Men have admitted to regretting leaving their wives for someone else after she’s taken care of herself:
Going to the gym regularly
Not remaining bitter—co-parenting without being argumentative
Maintaining a good relationship with his family
Not turning the children against him
Having her independence—successful in her own right
Dating and showing signs of moving on
Those are usually the things men aim to see when they’ve decided to leave their wives or family behind for someone else.
“People are not property. Married or not, we have to get used to the idea that some people are only meant to be in our lives for a season. Once we begin to view people as such and not something to own, the quicker we will be able to excuse ourselves from relationships that no longer serve us,” says Lisa.
“As women, we tend to miss red flags—especially in marriages because we think that divorce shouldn’t be an option due to a few minor inconveniences. The thing is, after a while, those things will pile up and before you know it, the ten things you’ve ignored for the sake of keeping your family together can be the one thing your spouse refuses to ignore and he will be the one to pull the plug.”

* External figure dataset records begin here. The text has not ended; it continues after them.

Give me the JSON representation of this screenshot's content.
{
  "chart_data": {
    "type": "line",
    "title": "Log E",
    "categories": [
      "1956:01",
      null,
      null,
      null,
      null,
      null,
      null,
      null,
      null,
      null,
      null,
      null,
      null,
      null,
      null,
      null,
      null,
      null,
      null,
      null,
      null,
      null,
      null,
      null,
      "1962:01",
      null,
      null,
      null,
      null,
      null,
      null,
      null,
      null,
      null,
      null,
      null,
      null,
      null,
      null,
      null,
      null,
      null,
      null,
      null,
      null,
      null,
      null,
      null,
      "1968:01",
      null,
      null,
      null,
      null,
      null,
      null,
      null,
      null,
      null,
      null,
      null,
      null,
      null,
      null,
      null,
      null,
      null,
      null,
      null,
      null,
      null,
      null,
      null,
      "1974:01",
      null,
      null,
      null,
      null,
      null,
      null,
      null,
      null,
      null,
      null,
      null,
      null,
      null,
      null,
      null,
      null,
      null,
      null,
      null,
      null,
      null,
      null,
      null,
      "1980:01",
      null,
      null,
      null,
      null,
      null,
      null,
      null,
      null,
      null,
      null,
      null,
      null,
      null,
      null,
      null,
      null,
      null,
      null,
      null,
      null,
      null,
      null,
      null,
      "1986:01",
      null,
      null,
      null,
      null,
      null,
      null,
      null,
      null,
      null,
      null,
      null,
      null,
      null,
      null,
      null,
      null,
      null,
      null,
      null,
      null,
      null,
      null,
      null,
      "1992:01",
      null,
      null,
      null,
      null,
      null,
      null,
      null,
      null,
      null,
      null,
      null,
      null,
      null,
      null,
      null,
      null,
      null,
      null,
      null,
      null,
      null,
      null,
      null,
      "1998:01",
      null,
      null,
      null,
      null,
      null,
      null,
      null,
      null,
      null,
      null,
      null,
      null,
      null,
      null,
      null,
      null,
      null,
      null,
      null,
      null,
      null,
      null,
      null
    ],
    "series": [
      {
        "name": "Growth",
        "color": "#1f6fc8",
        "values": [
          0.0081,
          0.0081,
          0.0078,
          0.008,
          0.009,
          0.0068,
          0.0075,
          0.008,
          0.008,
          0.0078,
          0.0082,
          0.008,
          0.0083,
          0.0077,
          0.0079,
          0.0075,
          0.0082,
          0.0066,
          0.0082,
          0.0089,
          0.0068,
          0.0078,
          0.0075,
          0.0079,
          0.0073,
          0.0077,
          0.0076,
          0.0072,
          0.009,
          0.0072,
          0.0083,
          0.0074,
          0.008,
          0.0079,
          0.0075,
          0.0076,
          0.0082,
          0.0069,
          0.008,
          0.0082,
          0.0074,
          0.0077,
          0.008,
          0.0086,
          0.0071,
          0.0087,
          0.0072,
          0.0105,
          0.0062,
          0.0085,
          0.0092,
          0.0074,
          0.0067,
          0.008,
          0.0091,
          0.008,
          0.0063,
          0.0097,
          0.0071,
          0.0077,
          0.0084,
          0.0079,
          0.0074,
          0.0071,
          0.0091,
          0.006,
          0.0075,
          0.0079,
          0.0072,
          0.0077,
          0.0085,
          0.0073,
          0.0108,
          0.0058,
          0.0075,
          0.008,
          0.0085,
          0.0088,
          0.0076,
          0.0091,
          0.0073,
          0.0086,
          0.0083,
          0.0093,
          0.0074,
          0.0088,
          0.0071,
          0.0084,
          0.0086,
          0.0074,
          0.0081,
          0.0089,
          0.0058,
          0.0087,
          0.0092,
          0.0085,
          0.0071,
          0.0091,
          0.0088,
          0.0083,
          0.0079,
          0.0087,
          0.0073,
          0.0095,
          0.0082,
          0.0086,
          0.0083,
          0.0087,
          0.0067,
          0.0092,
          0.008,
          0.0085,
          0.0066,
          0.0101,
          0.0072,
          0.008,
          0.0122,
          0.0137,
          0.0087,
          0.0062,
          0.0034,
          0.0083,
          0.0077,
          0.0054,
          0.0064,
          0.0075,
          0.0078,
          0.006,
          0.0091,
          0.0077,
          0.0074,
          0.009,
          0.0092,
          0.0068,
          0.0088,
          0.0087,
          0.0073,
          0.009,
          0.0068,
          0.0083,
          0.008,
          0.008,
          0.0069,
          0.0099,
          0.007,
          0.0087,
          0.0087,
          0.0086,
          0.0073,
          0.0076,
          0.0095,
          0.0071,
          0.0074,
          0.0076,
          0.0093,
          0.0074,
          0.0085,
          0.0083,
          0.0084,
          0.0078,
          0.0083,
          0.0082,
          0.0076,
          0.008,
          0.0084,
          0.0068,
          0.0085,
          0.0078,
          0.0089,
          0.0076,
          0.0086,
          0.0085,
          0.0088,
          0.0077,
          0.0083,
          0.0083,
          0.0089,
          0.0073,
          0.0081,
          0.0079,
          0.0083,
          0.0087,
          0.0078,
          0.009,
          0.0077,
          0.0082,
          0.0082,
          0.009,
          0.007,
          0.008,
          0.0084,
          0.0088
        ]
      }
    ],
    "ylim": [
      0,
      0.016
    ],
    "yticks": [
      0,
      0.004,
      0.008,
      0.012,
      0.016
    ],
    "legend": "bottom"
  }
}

Betty Broderick was interviewed by Oprah Winfrey, and she admitted to wanting to remain in her marriage despite the allegations of her husband’s affair. True or not, she viewed her marriage as a status symbol and she was willing to forgive him and put it behind her if he had chosen her in the end. The sad truth is, she was desperate for him to return which resulted in him pushing her further away. We know its easier said than done and we know that this is not the advice you want, but it’s the advice you need.
For the sake of your mental health, if a man wants to leave, it's important to give him the space to do so.